The origin story of Last Week Tonight and a pitch-perfect escapist fantasy: empathetic logic and the delivery of truth taking down a hateful crusade and the sweaty boor behind it. Clooney's direction is so classy and self-assured, content to stay small he simply lets the cast and script carry the scenes; what happened to that confidence?
A self-serious movie that distances itself from the viewer. It reads more as a news piece than as a movie and so, despite the interesting conclusion, it informs more than it inspires. The b&w aesthetics are a nice touch and some of Strathairn's speeches are truly gripping.
Good ol' GW Bush is well known for his love of reading about US political history - and his clear lack of understanding thereof. 'You're either with us, or against us' he proclaimed as he set the scene for the latest Iraqi nightmare, and this poignant film is a reminder that it was just a case of history repeating itself in 2005 ... and of course in 2014 with journalism being more hazardous than ever.

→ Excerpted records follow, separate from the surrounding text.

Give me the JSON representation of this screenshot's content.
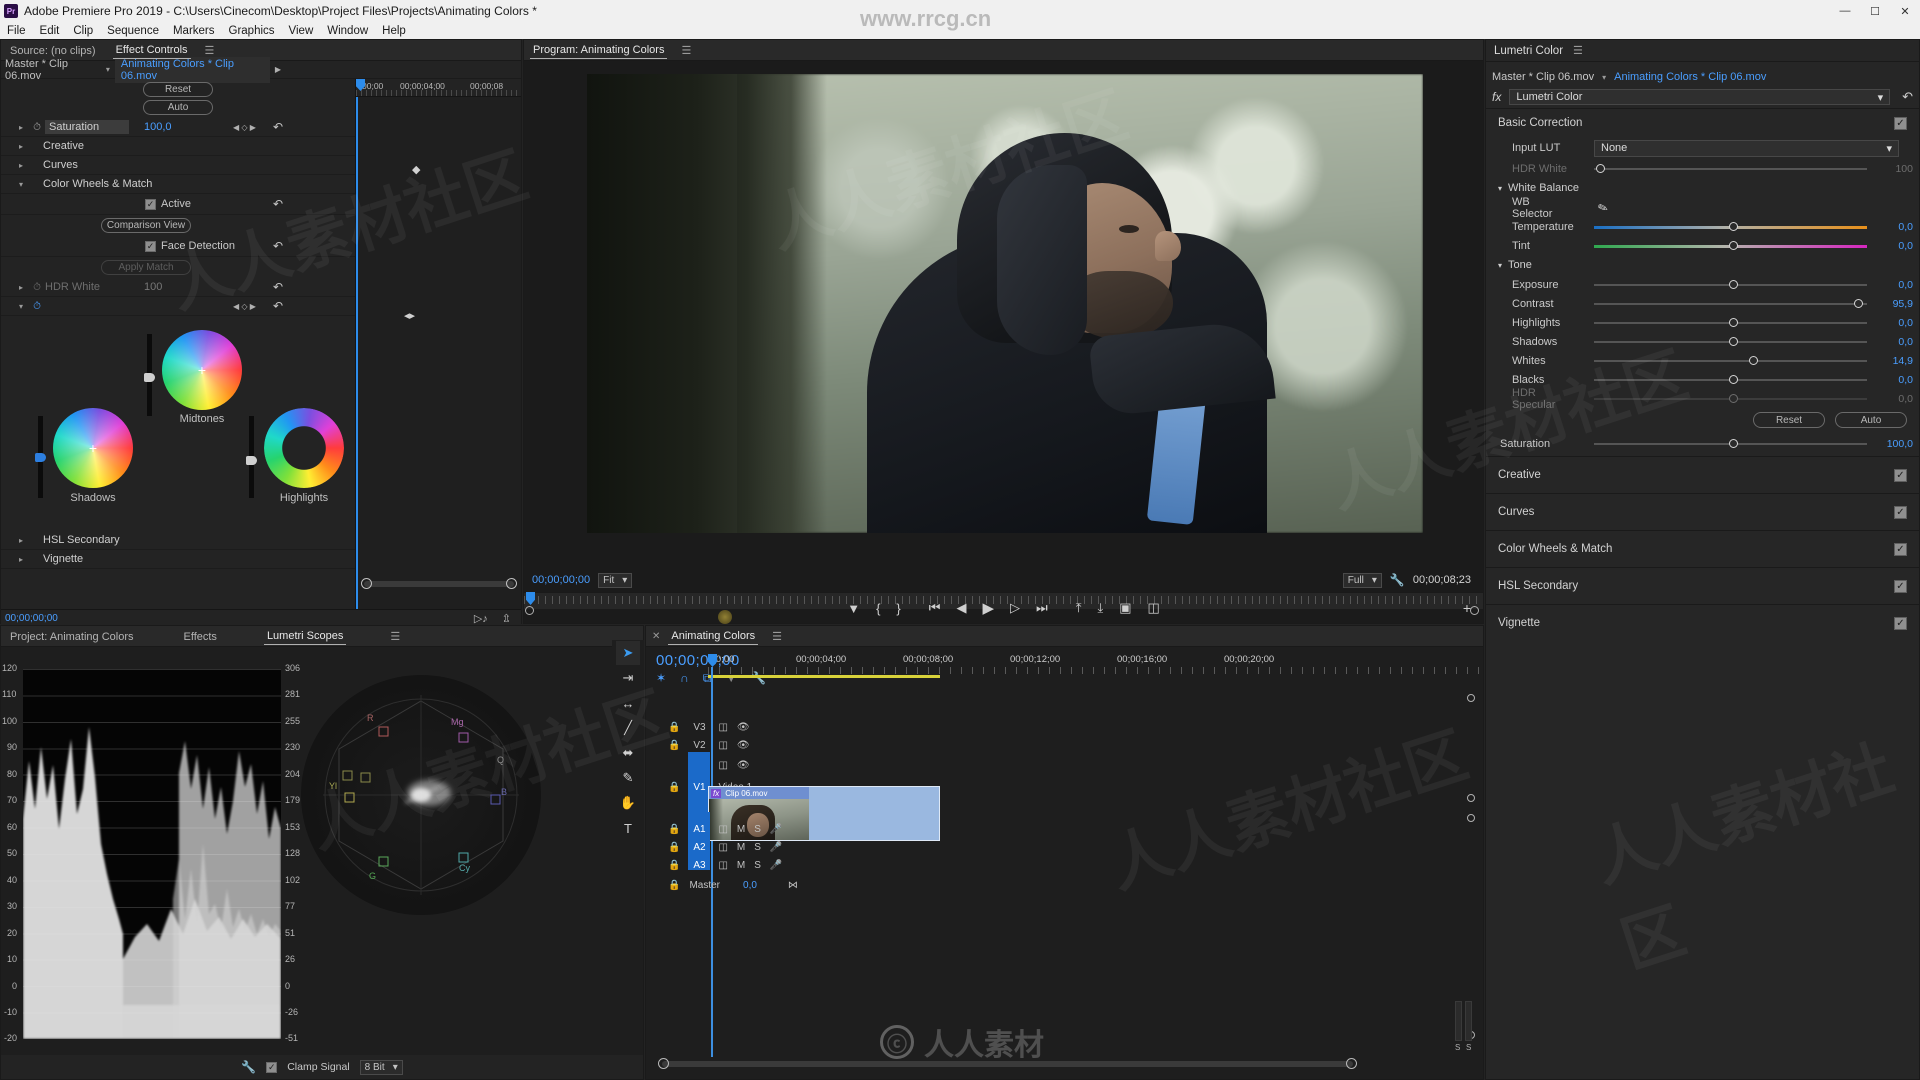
{
  "titlebar": {
    "app_icon": "premiere-logo",
    "title": "Adobe Premiere Pro 2019 - C:\\Users\\Cinecom\\Desktop\\Project Files\\Projects\\Animating Colors *",
    "minimize": "—",
    "maximize": "☐",
    "close": "✕"
  },
  "menubar": {
    "items": [
      "File",
      "Edit",
      "Clip",
      "Sequence",
      "Markers",
      "Graphics",
      "View",
      "Window",
      "Help"
    ]
  },
  "watermark": {
    "top": "www.rrcg.cn",
    "brand": "人人素材"
  },
  "effect_controls": {
    "tabs": [
      {
        "label": "Source: (no clips)",
        "active": false
      },
      {
        "label": "Effect Controls",
        "active": true
      }
    ],
    "menu_icon": "hamburger-icon",
    "master_clip": "Master * Clip 06.mov",
    "sequence_clip": "Animating Colors * Clip 06.mov",
    "ruler_ticks": [
      "00;00",
      "00;00;04;00",
      "00;00;08"
    ],
    "buttons": {
      "reset": "Reset",
      "auto": "Auto",
      "comparison_view": "Comparison View",
      "apply_match": "Apply Match"
    },
    "rows": [
      {
        "label": "Saturation",
        "value": "100,0",
        "indent": 1,
        "selected": true,
        "stopwatch": true
      },
      {
        "label": "Creative",
        "value": "",
        "indent": 0
      },
      {
        "label": "Curves",
        "value": "",
        "indent": 0
      },
      {
        "label": "Color Wheels & Match",
        "value": "",
        "indent": 0,
        "expanded": true
      },
      {
        "label": "HDR White",
        "value": "100",
        "indent": 1,
        "dim": true,
        "stopwatch": true
      }
    ],
    "checkboxes": [
      {
        "label": "Active",
        "checked": true
      },
      {
        "label": "Face Detection",
        "checked": true
      }
    ],
    "wheels": [
      {
        "label": "Midtones",
        "type": "solid"
      },
      {
        "label": "Shadows",
        "type": "solid"
      },
      {
        "label": "Highlights",
        "type": "ring"
      }
    ],
    "bottom_rows": [
      {
        "label": "HSL Secondary"
      },
      {
        "label": "Vignette"
      }
    ],
    "footer_timecode": "00;00;00;00"
  },
  "program_monitor": {
    "tab_label": "Program: Animating Colors",
    "menu_icon": "hamburger-icon",
    "current_timecode": "00;00;00;00",
    "fit_label": "Fit",
    "quality_label": "Full",
    "duration_timecode": "00;00;08;23",
    "settings_icon": "wrench-icon",
    "transport": [
      {
        "name": "add-marker-icon",
        "glyph": "▼"
      },
      {
        "name": "mark-in-icon",
        "glyph": "{"
      },
      {
        "name": "mark-out-icon",
        "glyph": "}"
      },
      {
        "name": "go-to-in-icon",
        "glyph": "⏮"
      },
      {
        "name": "step-back-icon",
        "glyph": "◀"
      },
      {
        "name": "play-icon",
        "glyph": "▶"
      },
      {
        "name": "step-forward-icon",
        "glyph": "▷"
      },
      {
        "name": "go-to-out-icon",
        "glyph": "⏭"
      },
      {
        "name": "lift-icon",
        "glyph": "⤒"
      },
      {
        "name": "extract-icon",
        "glyph": "⤓"
      },
      {
        "name": "export-frame-icon",
        "glyph": "▣"
      },
      {
        "name": "comparison-view-icon",
        "glyph": "◫"
      }
    ],
    "plus_button": "+"
  },
  "lumetri": {
    "panel_title": "Lumetri Color",
    "menu_icon": "hamburger-icon",
    "master_clip": "Master * Clip 06.mov",
    "sequence_clip": "Animating Colors * Clip 06.mov",
    "fx_label": "fx",
    "effect_name": "Lumetri Color",
    "reset_icon": "reset-icon",
    "sections": [
      {
        "name": "Basic Correction",
        "checked": true,
        "input_lut": {
          "label": "Input LUT",
          "value": "None"
        },
        "hdr_white": {
          "label": "HDR White",
          "value": "100",
          "dim": true,
          "knob_pct": 2
        },
        "groups": [
          {
            "name": "White Balance",
            "wb_selector": {
              "label": "WB Selector",
              "icon": "eyedropper-icon"
            },
            "sliders": [
              {
                "label": "Temperature",
                "value": "0,0",
                "knob_pct": 50,
                "gradient": "temperature"
              },
              {
                "label": "Tint",
                "value": "0,0",
                "knob_pct": 50,
                "gradient": "tint"
              }
            ]
          },
          {
            "name": "Tone",
            "sliders": [
              {
                "label": "Exposure",
                "value": "0,0",
                "knob_pct": 50
              },
              {
                "label": "Contrast",
                "value": "95,9",
                "knob_pct": 97
              },
              {
                "label": "Highlights",
                "value": "0,0",
                "knob_pct": 50
              },
              {
                "label": "Shadows",
                "value": "0,0",
                "knob_pct": 50
              },
              {
                "label": "Whites",
                "value": "14,9",
                "knob_pct": 58
              },
              {
                "label": "Blacks",
                "value": "0,0",
                "knob_pct": 50
              },
              {
                "label": "HDR Specular",
                "value": "0,0",
                "knob_pct": 50,
                "dim": true
              }
            ],
            "buttons": {
              "reset": "Reset",
              "auto": "Auto"
            }
          }
        ],
        "saturation": {
          "label": "Saturation",
          "value": "100,0",
          "knob_pct": 50
        }
      }
    ],
    "collapsed_sections": [
      {
        "name": "Creative",
        "checked": true
      },
      {
        "name": "Curves",
        "checked": true
      },
      {
        "name": "Color Wheels & Match",
        "checked": true
      },
      {
        "name": "HSL Secondary",
        "checked": true
      },
      {
        "name": "Vignette",
        "checked": true
      }
    ]
  },
  "scopes": {
    "tabs": [
      {
        "label": "Project: Animating Colors",
        "active": false
      },
      {
        "label": "Effects",
        "active": false
      },
      {
        "label": "Lumetri Scopes",
        "active": true
      }
    ],
    "menu_icon": "hamburger-icon",
    "left_axis": [
      "120",
      "110",
      "100",
      "90",
      "80",
      "70",
      "60",
      "50",
      "40",
      "30",
      "20",
      "10",
      "0",
      "-10",
      "-20"
    ],
    "right_axis": [
      "306",
      "281",
      "255",
      "230",
      "204",
      "179",
      "153",
      "128",
      "102",
      "77",
      "51",
      "26",
      "0",
      "-26",
      "-51"
    ],
    "vector_labels": [
      "R",
      "Mg",
      "B",
      "Cy",
      "G",
      "Yl",
      "Q"
    ],
    "settings_icon": "wrench-icon",
    "clamp_signal": {
      "label": "Clamp Signal",
      "checked": true
    },
    "bit_depth": "8 Bit"
  },
  "timeline": {
    "tab_label": "Animating Colors",
    "close_icon": "close-icon",
    "menu_icon": "hamburger-icon",
    "playhead_timecode": "00;00;00;00",
    "header_icons": [
      {
        "name": "nest-sequence-icon",
        "glyph": "✶"
      },
      {
        "name": "snap-icon",
        "glyph": "∩"
      },
      {
        "name": "linked-selection-icon",
        "glyph": "⧉"
      },
      {
        "name": "marker-icon",
        "glyph": "▼"
      },
      {
        "name": "timeline-settings-icon",
        "glyph": "🔧"
      }
    ],
    "ruler_ticks": [
      ";00;00",
      "00;00;04;00",
      "00;00;08;00",
      "00;00;12;00",
      "00;00;16;00",
      "00;00;20;00"
    ],
    "video_tracks": [
      {
        "name": "V3",
        "label": "",
        "selected": false
      },
      {
        "name": "V2",
        "label": "",
        "selected": false
      },
      {
        "name": "V1",
        "label": "Video 1",
        "selected": true
      }
    ],
    "audio_tracks": [
      {
        "name": "A1",
        "mute": "M",
        "solo": "S",
        "selected": true
      },
      {
        "name": "A2",
        "mute": "M",
        "solo": "S",
        "selected": true
      },
      {
        "name": "A3",
        "mute": "M",
        "solo": "S",
        "selected": true
      }
    ],
    "master_track": {
      "name": "Master",
      "value": "0,0"
    },
    "clip": {
      "name": "Clip 06.mov",
      "fx_badge": "fx"
    },
    "audio_meter_labels": [
      "S",
      "S"
    ]
  },
  "tools": [
    {
      "name": "selection-tool",
      "glyph": "➤",
      "active": true
    },
    {
      "name": "track-select-forward-tool",
      "glyph": "⇥"
    },
    {
      "name": "ripple-edit-tool",
      "glyph": "↔"
    },
    {
      "name": "razor-tool",
      "glyph": "╱"
    },
    {
      "name": "slip-tool",
      "glyph": "⬌"
    },
    {
      "name": "pen-tool",
      "glyph": "✎"
    },
    {
      "name": "hand-tool",
      "glyph": "✋"
    },
    {
      "name": "type-tool",
      "glyph": "T"
    }
  ],
  "colors": {
    "accent_blue": "#4a9eff",
    "panel_bg": "#232323",
    "track_select": "#1b6ac9",
    "clip_blue": "#8aadde",
    "work_area_yellow": "#d8d23a"
  }
}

George Clooney earned his Best Director Oscar Nomination deservedly with this great political film. With David Strathairn as Edward R. Murrow going against the infamous McCarthy, this makes a great look back of history. Strathairn gives a great performance with his monologues and emotional moments in dealing with the situation. With a great supporting cast, this film matches wits with All The President's Men.
Perceptive and eloquent with a mezmerizer of a performance from Strathairn. This was an important movie with a great story to tell, and it assumes its audience is made up of intelligent people. Clooney also demonstrates a handling of character and dialogue that is very Robert Altman, I find.